What’s worth knowing about life after week 6:
- The “afterglow” effect: many people continue improving for 4-12 weeks post-treatment as the brain consolidates plasticity changes.
- Average durability: 6-12 months for responders, with a meaningful subset still well at 24 months.
- Re-treatment: if symptoms return, a shorter re-treatment course (often 12-15 sessions) usually restores benefit. Most insurance covers re-treatment for prior responders.
- Relapse warning signs to track: returning sleep disruption, withdrawal from social contact, declining PHQ-9 scores, or a sense that things are sliding. Catching these early matters.
What If I Don’t Respond at All?
About 40-50% of patients don’t get a strong response to a first course. That’s not the end of the road — it’s the start of a different conversation. Options:
- Switch protocol: 10 Hz → iTBS, left → right hemisphere, conventional → accelerated.
- Switch target: neuronavigation-guided to your specific functional connectivity, deep TMS coil, or bilateral protocols.
- Add or switch medication: TMS plus a previously-untried medication is often more effective than either alone.
- Switch modality entirely: Spravato, ketamine, or ECT all have higher response rates for depression that’s failed TMS.
The clinic that planned for the possibility you’d be a non-responder is the clinic worth staying with. The clinic that has no plan B is one to leave.

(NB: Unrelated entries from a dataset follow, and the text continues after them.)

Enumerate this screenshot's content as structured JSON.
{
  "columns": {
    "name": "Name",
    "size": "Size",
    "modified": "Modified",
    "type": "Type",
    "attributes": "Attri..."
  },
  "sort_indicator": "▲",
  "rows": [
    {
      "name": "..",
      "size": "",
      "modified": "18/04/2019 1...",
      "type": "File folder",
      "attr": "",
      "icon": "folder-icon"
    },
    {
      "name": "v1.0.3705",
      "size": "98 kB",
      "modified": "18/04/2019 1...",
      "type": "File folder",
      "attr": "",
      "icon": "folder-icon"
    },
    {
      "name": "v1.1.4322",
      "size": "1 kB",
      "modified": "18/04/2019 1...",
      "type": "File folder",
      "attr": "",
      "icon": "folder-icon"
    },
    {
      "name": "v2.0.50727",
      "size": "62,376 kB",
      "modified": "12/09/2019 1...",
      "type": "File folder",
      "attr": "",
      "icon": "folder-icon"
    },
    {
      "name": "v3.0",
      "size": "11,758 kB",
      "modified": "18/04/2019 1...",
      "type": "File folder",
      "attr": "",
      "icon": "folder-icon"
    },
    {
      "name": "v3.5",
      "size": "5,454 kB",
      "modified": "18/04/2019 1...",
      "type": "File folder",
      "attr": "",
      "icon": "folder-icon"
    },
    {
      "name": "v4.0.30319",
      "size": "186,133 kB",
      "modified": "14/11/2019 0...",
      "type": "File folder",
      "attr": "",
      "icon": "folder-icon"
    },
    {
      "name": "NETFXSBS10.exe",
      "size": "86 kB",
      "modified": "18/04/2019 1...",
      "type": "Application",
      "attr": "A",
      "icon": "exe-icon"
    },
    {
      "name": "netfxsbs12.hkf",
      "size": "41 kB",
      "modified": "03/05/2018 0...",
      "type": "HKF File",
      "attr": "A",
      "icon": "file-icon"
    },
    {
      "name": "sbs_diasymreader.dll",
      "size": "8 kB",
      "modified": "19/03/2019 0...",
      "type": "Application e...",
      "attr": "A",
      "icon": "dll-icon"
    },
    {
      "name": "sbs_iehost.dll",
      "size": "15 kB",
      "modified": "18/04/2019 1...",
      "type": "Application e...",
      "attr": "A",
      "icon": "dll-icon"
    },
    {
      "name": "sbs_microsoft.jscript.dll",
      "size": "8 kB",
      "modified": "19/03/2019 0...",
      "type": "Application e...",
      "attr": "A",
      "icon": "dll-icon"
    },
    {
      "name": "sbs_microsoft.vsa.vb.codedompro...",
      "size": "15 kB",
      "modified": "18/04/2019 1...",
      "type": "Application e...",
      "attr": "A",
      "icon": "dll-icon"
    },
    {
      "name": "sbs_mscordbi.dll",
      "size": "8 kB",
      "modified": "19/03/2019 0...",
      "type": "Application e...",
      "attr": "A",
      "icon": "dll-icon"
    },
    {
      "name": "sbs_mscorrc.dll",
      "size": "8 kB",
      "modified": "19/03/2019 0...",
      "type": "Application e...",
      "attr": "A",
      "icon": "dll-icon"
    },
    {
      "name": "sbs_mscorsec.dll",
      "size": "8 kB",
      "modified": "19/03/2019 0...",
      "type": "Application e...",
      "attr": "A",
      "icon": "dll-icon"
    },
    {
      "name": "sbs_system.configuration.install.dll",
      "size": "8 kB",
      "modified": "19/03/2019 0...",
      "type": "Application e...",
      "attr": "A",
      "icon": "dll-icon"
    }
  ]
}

A Practical Note on Mood Tracking
The single best practice across the course is a daily 0-10 mood score plus one short note. Why: depression distorts memory of your past mood (“I’ve always felt this way”). A written record makes real progress visible. Don’t trust your retrospective sense — trust the data.
Bottom Line
A typical TMS course unfolds in a recognizable shape: week 1 is logistical, week 2 hints at change, week 3 is the inflection, weeks 4-5 consolidate, and week 6 puts a formal cap on it. Most responders feel meaningfully better by the end. A real subset don’t, and they have other options.
The single thing that predicts the best outcome — beyond the medical factors you can’t control — is just showing up consistently. Five sessions a week, six weeks, no shortcuts. Boring works.